Taking up a sizeable amount of dashboard fascia real estate is Audi’s dual-screen MMI infotainment system, which comprises a primary 10.2in screen above a smaller 8.6in unit.
The upper screen controls all of the Q8’s features and functions, such as the satellite navigation, vehicle settings and telephone connectivity, while the lower screen is intended to display those features you interact with most often, such as the air conditioning, radio and seat heating.
While these are technically touchscreens, mere contact with the screen won’t necessarily warrant a reaction; instead, you need to press down rather firmly, almost as if you were using the touchpad on a laptop computer.
The responsiveness of the software is excellent, although having to press down on the screen so hard can take some getting used to. The quality of the graphics, meanwhile, is top-notch and entirely befitting of a flagship SUV.
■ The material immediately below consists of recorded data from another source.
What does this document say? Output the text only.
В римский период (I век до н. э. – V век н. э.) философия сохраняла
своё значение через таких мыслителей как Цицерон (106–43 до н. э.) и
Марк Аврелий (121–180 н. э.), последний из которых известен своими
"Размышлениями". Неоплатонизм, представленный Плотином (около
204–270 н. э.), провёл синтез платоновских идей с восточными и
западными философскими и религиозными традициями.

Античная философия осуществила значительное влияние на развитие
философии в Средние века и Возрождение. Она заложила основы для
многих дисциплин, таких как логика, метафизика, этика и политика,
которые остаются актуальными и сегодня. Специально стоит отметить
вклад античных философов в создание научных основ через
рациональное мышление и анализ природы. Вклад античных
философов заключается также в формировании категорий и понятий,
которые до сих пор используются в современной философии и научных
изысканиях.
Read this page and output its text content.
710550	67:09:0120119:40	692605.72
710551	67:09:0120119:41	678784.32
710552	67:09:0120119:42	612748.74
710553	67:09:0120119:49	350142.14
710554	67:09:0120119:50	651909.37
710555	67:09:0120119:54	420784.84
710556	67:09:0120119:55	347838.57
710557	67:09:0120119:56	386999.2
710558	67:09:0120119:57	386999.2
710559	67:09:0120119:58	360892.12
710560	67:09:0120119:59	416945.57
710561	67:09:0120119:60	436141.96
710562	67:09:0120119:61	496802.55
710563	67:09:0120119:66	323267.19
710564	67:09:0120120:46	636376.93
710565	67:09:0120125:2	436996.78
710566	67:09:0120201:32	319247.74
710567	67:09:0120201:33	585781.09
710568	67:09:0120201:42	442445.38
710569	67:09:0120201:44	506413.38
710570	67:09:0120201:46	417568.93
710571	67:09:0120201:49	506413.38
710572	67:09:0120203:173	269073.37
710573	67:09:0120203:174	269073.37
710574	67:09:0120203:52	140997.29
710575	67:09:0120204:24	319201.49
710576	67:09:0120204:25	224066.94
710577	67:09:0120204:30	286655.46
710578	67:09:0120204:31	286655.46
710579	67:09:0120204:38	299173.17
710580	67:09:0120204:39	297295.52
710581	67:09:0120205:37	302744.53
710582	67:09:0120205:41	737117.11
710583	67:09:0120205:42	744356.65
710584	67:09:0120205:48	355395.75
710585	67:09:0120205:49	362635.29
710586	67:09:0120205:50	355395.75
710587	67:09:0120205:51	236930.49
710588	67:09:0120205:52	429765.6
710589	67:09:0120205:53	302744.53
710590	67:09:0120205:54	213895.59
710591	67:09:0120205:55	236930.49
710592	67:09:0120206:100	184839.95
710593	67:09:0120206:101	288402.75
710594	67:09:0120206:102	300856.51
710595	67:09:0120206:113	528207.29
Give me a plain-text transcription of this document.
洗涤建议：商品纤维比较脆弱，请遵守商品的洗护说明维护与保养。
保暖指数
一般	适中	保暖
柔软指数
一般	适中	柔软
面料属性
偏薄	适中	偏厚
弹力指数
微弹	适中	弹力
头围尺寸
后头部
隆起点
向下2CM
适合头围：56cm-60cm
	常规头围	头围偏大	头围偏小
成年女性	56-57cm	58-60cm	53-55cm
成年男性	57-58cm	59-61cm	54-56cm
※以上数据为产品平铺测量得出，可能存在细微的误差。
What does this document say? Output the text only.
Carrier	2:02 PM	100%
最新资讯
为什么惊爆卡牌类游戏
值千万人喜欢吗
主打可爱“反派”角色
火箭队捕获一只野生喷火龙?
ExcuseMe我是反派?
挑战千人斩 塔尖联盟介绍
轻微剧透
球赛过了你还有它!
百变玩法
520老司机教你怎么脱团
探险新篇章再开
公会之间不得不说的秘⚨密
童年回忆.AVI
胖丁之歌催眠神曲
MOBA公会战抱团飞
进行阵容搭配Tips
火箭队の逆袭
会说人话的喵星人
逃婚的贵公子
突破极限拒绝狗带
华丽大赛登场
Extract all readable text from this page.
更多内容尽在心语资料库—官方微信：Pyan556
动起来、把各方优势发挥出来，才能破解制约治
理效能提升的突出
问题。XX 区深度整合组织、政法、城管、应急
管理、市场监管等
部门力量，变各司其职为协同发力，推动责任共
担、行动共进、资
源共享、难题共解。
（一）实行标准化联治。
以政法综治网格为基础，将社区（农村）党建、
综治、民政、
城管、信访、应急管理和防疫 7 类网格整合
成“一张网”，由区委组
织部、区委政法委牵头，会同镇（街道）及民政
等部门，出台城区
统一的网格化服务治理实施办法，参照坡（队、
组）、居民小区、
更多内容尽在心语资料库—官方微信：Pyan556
While the Bang & Olufsen sound system (£1150) was impressive, the standard offering is unlikely to be sub-par. You could probably make do without the optional kit.
Audi’s Virtual Cockpit also replaces traditional analogue instrument dials as standard. By incorporating the vast majority of vehicle controls within the twin screens, physical dials and buttons are scarce, the result lending the Q8 an interior that feels considerably more minimal than that of a Porsche Cayenne or Mercedes-Benz GLE.
As for practicality, any concerns that the coupé-style roofline will eat into rear head space can be dismissed, because there’s an abundance of room in the back even for taller passengers. As for rear leg room, the Audi curiously doesn’t offer quite as much as the Cayenne despite its lengthier wheelbase.
We measured a typical rear leg room figure of 790mm for the Porsche, while the Audi came in at a still abundant 750mm. The Range Rover Sport SVR we measured back in 2015 managed 740mm. Boot volume, meanwhile, comes in at a capacious 605 litres.